Q: You’re at a point in your career where you’ve been appointed to this endowed chair. What do you hope to accomplish as you look forward?

A: It’s a great honor first, and it’s humbling, and then at the same time you feel exhilarated, because it’s freeing up my brain. If I have an idea I don’t have to necessarily think about writing a proposal, convincing an expert. I have these funds that I can test these new ideas very quickly and get new ones. It’s really, really freeing up my ability to think clearly about what I want to do.

Q: Alright. Well, thank you so much, Sylvie. It’s been a pleasure talking with you. Before we wrap up though I have my final five questions. What is the best advice you have ever gotten?

A: I had, that was about doing my PhD when I was, when after my six years of being a research assistant, and my supervisor said, “Sylvie, you will never lose in doing it. Just do it.”

Q: I like it. Just do it.

A: Just do it.

Q: So the name of this podcast is “Charged”. What does that word mean to you?

A: Charged. I think it’s excitement. It describes about discoveries. This almost like a drug addiction. I’m addicted to the discoveries. I’m charged by being in my lab.

Q: How do you recharge?

A: Hiking, walking with my dogs, sunbathing, things like that.

Q: Do you have a favorite hike?

A: Well, we hike in the White Mountains very much, so it’s great.

Q: When and where are you happiest?

A: Surrounded by my family and in nature.

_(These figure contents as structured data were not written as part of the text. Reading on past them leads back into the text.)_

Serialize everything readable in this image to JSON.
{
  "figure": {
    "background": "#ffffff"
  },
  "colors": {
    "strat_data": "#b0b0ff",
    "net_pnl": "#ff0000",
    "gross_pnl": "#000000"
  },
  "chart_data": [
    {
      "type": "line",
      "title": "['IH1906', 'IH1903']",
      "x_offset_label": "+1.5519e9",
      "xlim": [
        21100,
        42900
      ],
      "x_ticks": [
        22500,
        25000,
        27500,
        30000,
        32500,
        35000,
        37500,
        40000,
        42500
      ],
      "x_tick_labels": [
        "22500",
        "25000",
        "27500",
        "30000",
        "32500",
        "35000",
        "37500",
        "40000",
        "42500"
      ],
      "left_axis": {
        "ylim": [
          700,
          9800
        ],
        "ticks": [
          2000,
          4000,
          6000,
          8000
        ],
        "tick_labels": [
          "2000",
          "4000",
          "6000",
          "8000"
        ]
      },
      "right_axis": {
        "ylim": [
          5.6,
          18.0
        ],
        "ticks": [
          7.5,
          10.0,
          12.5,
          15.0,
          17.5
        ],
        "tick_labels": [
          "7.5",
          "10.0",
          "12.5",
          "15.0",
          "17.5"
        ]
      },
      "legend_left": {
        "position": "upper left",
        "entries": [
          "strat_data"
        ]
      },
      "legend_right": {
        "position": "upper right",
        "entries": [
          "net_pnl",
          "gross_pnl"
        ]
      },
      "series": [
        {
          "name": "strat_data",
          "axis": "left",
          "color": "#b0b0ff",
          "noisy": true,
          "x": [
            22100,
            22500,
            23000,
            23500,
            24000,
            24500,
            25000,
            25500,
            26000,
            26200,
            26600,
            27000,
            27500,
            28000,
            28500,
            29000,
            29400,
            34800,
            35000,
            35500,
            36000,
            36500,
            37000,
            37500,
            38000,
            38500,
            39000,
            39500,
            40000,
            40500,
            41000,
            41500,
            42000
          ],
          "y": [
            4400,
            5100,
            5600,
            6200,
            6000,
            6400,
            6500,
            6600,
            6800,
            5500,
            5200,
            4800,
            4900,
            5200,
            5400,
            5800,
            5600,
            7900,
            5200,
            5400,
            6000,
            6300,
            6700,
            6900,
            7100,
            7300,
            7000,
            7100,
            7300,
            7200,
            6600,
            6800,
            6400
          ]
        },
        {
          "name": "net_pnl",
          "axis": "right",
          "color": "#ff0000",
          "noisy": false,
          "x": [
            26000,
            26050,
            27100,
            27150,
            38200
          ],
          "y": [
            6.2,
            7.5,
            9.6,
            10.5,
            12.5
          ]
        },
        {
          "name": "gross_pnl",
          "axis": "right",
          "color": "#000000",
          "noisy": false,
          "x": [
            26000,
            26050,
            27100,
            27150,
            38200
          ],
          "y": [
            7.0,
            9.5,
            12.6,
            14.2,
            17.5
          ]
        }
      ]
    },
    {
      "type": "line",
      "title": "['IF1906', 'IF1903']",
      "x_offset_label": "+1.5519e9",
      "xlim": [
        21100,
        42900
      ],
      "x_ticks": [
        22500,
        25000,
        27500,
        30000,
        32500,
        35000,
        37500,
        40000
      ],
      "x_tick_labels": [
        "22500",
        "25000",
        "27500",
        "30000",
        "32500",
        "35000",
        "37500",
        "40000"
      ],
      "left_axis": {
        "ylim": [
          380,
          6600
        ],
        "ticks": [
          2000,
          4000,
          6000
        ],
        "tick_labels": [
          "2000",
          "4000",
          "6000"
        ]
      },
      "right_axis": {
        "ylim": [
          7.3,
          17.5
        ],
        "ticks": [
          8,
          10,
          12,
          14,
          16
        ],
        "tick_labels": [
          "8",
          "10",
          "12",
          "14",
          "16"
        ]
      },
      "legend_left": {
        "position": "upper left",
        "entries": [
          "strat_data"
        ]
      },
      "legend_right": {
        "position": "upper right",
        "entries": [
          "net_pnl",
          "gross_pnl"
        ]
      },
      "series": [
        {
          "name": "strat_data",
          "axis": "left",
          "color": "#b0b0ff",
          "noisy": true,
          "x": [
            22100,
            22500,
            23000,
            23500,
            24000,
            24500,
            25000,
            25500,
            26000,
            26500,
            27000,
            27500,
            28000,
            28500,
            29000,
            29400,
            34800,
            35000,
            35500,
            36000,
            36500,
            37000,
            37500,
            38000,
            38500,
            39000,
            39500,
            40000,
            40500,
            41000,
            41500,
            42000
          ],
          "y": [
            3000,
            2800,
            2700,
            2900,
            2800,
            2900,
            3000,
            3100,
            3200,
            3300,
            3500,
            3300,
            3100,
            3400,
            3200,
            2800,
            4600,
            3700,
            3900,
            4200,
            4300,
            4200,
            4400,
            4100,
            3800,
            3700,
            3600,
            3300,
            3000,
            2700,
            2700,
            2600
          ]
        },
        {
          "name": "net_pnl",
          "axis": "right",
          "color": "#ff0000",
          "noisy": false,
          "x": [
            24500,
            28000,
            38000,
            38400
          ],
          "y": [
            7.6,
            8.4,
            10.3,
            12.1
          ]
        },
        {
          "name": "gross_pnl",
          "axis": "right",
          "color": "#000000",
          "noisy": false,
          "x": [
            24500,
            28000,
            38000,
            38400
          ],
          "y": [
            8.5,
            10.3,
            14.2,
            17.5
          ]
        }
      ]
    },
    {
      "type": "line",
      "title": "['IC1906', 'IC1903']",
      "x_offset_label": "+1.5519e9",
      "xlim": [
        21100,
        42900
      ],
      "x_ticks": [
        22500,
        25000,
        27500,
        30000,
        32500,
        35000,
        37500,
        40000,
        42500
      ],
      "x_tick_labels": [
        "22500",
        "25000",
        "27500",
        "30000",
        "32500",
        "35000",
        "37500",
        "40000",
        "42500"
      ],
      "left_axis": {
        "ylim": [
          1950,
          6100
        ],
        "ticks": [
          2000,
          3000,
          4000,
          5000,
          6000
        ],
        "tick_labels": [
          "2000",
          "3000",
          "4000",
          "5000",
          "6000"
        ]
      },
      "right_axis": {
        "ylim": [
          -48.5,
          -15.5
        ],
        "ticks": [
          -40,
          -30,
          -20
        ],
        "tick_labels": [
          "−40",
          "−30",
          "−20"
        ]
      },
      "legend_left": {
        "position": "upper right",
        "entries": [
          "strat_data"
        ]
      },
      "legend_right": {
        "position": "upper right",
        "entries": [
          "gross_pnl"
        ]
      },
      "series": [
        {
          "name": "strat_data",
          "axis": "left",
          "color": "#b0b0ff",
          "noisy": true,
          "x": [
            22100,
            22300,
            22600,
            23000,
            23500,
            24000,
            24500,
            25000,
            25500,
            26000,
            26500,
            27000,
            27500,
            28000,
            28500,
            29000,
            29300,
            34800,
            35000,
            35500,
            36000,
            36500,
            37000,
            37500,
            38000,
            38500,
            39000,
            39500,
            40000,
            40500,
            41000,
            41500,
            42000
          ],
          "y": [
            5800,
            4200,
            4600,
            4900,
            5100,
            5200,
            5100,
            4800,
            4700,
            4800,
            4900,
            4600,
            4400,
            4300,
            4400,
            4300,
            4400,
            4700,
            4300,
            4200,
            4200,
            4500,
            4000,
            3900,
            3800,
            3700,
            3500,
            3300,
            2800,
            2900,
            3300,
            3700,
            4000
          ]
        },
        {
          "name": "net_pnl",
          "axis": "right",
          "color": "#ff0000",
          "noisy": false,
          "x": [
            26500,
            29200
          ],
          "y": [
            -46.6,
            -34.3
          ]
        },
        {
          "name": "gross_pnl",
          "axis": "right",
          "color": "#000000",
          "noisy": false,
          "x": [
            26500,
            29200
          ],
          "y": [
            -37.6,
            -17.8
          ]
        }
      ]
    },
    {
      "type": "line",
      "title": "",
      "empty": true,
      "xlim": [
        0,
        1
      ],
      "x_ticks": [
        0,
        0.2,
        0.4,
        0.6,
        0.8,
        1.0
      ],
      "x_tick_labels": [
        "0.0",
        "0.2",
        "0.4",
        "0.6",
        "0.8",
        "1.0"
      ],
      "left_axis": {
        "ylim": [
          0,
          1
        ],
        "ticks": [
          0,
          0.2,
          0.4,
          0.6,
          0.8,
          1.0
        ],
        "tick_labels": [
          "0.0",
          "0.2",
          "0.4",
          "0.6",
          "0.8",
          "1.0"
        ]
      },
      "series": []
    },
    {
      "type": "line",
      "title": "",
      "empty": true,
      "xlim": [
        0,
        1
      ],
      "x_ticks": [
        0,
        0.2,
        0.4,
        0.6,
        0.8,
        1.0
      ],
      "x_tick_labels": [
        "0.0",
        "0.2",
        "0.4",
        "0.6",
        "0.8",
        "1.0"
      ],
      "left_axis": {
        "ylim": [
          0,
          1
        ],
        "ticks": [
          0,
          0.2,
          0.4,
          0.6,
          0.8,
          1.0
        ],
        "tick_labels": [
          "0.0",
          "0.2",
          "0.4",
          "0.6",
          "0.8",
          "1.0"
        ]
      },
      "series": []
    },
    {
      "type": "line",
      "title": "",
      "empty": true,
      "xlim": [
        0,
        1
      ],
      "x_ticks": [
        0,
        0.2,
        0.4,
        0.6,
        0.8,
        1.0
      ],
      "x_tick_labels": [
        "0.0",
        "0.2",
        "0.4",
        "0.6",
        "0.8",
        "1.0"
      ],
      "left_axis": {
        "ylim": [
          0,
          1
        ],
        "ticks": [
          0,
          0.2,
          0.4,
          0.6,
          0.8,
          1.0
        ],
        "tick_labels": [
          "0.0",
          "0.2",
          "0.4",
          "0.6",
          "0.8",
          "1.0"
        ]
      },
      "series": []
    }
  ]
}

Q: And lastly, what rituals help you have a successful day?

A: Having a good night of sleep is essential for me, so if I wake up charged by having a full night of sleep I’m good. Yeah, and I always look forward to coming to work every day, so I am never sad because tomorrow is Monday. I say, “Alright, tomorrow is Monday. Good.”

Q: That’s beautiful. Alright, well that concludes our time together. Thank you so much for talking with us, and really enjoyed it.

A: Thank you for having me. It was a great pleasure.